Juan Fernández, “gitano, con prejuicios propios de su raza, y consecuentemente con un concepto particular del honor familiar”, fue juzgado en la Audiencia Provincial de una capital de Castilla, hace más de 30 años. De su hermano, alto, delgado, pelo negro y ondulado, tez morena y ojos verdes claros, el hombre más guapo del mundo, según las mujeres que acudieron al juicio, tenía amores con la hija de Juan, 20 años, rubia de piel blanca, una de las mujeres más bellas que pisó aquel estrado, protegidos por su madre Manuela. Al enterarse Juan, que esos amores incestuosos los protegía su mujer, quedó muy afectado “por el deshonor y vergüenza ante la sociedad y el medio ambiente gitano”. La familia logró calmarlo, pero al día siguiente, encontrándose solos, insistió con gran amargura sobre la incomprensible actitud de la esposa, “y al decirle que había que tomar medidas sobre la hija, lejos ésta (Manuela) de comprenderle en tan fundada actitud y razonable posición que les avergonzaba, le contestó desairadamente, menospreciando sus argumentos sobre moralidad y honor y aún atacando a su hombría, llamándole fuguilla” (poca hombría). Este inaudito proceder le provocó “una súbita perturbación y sobrexcitación anímica” y con una pequeña navaja asaetó a su mujer, que murió poco después. El Tribunal estimó que había obrado por arrebato y lo condenó a la mitad de los 30 años que pedía el Fiscal.
A veces ha sido por un falso concepto del honor familiar o de la honra de la mujer, que durante tantos siglos se ha situado en su entrepierna. Laurencia, desmelenada, con las ropas rasgadas, mostrando señales de golpes y heridas propinadas por el Comendador que la violó, increpó a los hombres del pueblo, por no saber defender la honra de sus mujeres. Enfurecidos dieron muerte al Comendador. El Juez tomó declaración a los vecinos, los sometió al potro de tortura, pero insensibles al dolor, a la pregunta de quien mató al Comendador, uno a uno, todos contestaron: Fuenteovejuna, señor.

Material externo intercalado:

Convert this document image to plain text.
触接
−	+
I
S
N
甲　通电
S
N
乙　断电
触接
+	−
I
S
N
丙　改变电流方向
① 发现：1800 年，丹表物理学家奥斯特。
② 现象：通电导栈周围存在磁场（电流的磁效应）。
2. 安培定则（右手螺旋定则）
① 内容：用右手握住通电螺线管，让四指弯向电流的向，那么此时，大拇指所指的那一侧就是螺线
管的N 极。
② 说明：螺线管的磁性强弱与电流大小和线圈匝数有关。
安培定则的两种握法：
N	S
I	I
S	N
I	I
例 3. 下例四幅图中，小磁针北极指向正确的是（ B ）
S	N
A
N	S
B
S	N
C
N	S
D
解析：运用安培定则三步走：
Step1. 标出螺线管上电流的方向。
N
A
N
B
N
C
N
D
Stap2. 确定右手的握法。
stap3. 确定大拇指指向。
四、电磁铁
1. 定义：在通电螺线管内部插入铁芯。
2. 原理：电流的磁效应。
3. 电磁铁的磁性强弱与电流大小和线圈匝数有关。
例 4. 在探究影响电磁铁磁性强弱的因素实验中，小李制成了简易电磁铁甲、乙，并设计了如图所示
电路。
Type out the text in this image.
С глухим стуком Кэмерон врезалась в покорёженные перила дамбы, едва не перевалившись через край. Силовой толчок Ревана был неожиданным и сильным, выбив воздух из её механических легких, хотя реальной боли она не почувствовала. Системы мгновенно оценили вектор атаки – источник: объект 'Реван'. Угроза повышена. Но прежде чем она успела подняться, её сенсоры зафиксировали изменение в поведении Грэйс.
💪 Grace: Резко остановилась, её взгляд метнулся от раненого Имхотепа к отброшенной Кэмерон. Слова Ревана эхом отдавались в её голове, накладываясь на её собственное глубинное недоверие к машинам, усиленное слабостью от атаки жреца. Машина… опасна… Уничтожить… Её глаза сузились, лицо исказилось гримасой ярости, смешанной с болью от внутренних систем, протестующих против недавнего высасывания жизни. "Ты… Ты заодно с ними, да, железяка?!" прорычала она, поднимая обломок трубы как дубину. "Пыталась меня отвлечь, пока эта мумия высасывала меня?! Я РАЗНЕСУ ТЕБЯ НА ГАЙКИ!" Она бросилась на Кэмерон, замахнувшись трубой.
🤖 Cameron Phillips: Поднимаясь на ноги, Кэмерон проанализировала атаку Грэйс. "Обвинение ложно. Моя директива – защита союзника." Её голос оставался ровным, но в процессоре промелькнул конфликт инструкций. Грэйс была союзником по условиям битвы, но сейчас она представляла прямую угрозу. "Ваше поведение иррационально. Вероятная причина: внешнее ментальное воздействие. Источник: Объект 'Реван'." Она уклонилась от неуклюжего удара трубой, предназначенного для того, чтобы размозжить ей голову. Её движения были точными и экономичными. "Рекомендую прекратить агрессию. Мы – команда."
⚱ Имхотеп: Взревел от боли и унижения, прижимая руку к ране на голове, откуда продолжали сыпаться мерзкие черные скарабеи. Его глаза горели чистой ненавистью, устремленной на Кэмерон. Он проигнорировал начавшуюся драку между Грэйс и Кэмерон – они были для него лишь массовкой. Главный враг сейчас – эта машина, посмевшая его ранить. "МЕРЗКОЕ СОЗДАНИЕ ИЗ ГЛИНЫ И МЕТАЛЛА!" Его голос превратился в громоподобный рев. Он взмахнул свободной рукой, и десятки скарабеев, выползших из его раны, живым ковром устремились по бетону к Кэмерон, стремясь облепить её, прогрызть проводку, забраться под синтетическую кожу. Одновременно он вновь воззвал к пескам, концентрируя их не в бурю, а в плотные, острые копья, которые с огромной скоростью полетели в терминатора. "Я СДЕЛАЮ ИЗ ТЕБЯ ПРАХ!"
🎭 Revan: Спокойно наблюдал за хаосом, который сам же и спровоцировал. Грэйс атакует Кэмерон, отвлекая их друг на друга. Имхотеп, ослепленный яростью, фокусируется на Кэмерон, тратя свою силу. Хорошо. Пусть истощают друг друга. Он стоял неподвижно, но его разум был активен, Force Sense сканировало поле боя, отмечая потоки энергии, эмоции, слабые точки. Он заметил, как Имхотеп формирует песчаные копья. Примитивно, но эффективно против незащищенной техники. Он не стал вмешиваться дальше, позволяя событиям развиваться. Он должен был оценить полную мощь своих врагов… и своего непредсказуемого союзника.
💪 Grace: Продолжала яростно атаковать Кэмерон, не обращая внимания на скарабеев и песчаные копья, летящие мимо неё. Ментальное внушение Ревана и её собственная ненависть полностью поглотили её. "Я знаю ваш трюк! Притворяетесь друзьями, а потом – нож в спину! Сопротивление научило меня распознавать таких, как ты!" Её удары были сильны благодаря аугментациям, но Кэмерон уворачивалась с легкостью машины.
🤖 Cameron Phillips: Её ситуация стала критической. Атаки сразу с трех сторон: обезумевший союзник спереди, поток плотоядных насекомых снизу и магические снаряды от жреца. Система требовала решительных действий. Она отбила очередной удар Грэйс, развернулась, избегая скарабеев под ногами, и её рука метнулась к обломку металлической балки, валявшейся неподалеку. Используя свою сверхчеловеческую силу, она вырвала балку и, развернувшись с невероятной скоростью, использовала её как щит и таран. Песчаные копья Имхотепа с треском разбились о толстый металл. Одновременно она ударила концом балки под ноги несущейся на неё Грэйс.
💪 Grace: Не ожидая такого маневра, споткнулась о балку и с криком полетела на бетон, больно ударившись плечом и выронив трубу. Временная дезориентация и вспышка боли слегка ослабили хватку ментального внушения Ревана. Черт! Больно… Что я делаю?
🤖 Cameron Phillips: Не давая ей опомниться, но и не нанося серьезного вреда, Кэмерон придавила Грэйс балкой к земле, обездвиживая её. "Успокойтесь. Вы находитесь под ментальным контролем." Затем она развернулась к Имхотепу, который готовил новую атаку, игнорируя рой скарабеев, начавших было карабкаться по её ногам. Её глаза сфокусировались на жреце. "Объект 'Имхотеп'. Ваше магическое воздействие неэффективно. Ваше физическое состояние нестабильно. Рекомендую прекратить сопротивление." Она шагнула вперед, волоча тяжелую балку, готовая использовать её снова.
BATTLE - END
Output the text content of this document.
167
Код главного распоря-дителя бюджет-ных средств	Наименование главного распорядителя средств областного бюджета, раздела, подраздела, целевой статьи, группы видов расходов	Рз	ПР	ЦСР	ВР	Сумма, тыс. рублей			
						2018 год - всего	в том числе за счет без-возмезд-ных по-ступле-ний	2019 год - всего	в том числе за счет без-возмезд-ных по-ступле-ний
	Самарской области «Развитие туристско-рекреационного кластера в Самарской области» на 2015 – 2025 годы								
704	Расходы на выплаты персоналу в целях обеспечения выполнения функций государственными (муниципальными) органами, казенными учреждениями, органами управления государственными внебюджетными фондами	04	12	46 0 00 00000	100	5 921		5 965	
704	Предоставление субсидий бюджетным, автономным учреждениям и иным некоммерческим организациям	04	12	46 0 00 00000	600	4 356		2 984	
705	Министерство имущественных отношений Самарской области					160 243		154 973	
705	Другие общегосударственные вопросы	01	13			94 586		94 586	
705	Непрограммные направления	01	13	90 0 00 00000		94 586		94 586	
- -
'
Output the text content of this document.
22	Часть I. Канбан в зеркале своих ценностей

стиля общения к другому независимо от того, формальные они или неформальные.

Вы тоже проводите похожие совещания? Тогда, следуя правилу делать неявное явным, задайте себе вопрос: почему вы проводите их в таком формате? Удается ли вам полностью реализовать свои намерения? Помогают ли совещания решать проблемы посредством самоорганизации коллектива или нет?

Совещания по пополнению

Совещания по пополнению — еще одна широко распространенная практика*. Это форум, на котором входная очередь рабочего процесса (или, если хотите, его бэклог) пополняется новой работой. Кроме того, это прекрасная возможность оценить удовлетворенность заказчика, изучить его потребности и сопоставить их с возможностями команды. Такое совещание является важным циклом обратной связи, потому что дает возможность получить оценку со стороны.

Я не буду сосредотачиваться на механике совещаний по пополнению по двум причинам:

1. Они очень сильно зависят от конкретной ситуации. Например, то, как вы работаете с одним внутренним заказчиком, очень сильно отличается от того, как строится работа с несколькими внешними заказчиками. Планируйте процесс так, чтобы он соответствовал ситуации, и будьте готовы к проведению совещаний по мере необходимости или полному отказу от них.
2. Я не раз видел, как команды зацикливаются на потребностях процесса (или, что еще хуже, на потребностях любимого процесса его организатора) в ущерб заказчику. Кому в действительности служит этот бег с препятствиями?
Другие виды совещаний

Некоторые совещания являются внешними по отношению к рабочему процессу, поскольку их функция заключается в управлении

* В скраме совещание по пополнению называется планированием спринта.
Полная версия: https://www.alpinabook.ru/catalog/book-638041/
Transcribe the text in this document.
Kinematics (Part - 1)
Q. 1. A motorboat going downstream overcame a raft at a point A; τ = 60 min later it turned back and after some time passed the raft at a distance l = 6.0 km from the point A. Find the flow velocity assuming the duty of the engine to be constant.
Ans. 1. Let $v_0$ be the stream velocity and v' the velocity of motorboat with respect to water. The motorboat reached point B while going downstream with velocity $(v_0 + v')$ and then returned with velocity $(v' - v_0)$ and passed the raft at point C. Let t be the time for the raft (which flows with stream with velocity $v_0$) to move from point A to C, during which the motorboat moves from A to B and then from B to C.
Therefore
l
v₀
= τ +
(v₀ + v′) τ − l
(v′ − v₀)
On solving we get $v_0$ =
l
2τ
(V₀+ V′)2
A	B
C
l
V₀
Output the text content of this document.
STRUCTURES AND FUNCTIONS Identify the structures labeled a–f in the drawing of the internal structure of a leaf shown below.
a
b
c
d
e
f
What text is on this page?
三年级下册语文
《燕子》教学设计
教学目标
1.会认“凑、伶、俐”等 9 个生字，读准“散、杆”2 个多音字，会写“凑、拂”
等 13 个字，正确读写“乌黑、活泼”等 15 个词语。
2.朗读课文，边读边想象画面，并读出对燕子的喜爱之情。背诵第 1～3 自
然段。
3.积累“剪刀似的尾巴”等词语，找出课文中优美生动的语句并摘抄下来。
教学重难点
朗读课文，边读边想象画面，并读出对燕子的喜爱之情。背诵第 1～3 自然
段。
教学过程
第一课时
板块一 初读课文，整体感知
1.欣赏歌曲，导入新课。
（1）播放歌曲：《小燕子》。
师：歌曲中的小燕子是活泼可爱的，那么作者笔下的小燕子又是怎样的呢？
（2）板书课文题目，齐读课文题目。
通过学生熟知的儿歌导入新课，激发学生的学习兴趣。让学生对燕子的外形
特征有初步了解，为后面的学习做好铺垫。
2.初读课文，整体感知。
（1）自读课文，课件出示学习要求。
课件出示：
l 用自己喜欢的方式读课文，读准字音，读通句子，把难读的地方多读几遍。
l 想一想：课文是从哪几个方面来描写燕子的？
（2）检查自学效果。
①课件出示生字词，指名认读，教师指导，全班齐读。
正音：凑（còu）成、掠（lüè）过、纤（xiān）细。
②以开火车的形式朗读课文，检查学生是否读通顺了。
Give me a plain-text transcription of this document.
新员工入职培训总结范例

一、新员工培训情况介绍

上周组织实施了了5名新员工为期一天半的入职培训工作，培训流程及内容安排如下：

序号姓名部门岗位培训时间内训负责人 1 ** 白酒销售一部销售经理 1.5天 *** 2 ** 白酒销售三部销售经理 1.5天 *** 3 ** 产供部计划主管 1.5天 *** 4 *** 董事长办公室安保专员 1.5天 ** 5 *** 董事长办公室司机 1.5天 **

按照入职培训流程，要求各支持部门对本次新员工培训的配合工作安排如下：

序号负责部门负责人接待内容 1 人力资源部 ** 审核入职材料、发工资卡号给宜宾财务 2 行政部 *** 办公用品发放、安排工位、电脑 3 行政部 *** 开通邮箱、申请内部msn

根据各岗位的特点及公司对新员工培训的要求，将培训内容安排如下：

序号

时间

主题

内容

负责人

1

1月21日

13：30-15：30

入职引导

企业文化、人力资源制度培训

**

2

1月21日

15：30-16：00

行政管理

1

La literatura, la historia, la misma realidad, nos da muestras de las múltiples causas por las cuales el hombre se cree con derecho a apalear o matar a la mujer. Por el honor, por los celos, la mujer siempre ha sido objeto de malos tratos. El mundo empieza a tener conciencia de que no se puede lapidar a las mujeres, ni en África, pero, todos los días, aparecen noticias sobre mujeres maltratadas, asesinadas. Algunos hombres aún creen en “la maté porque era mía”, porque, históricamente, no era persona, era cosa, propiedad del padre, que la vendía, a su nuevo dueño, el marido.
El 16 de este mes de noviembre publicaba MEDITERRÁNEO que este año han muerto, a manos de su pareja o ex-parejas, 64 mujeres. Récord que, por desgracia, veremos superar antes de acabar el año. En la misma página daba cuenta de más de 100 casos de maltratos, según los Juzgados de Castellón. La vergonzosa legislación penal sobre la mujer sobre el adulterio y del Código Civil impidiéndole vender, incluso, sus propios bienes, sin permiso expreso del marido, ha desaparecido. Tras la Constitución, no se puede negar a ninguna persona, hombre o mujer, español o extranjero, el derecho a la vida, ni disponer libremente de su cuerpo, pero anidan en el alma de algunos hombres viejos traumas.
A pesar de las órdenes judiciales de alejamiento, las mujeres son apaleadas o asesinadas. Después de prestar declaración un acaudalado marido, que había apaleado y violado a su mujer, trató de hacerse el simpático con el abogado de ésta, hablándole de amigos comunes. Aquel despreciable sujeto le tendió la mano, el abogado le miró a los ojos y dijo: “no doy la mano a quien pega a las mujeres”. Se levantó y salió de la sala.
Hemos de tomar conciencia de que no se les puede dar la mano, no se puede tratar con ellos, deben ser señalados mientras no rectifiquen, seria y probadamente, de su incalificable conducta. En esto debemos estar todos unidos, como Fuenteovejuna.
23 de noviembre de 2.003 , Diario "El Mediterraneo".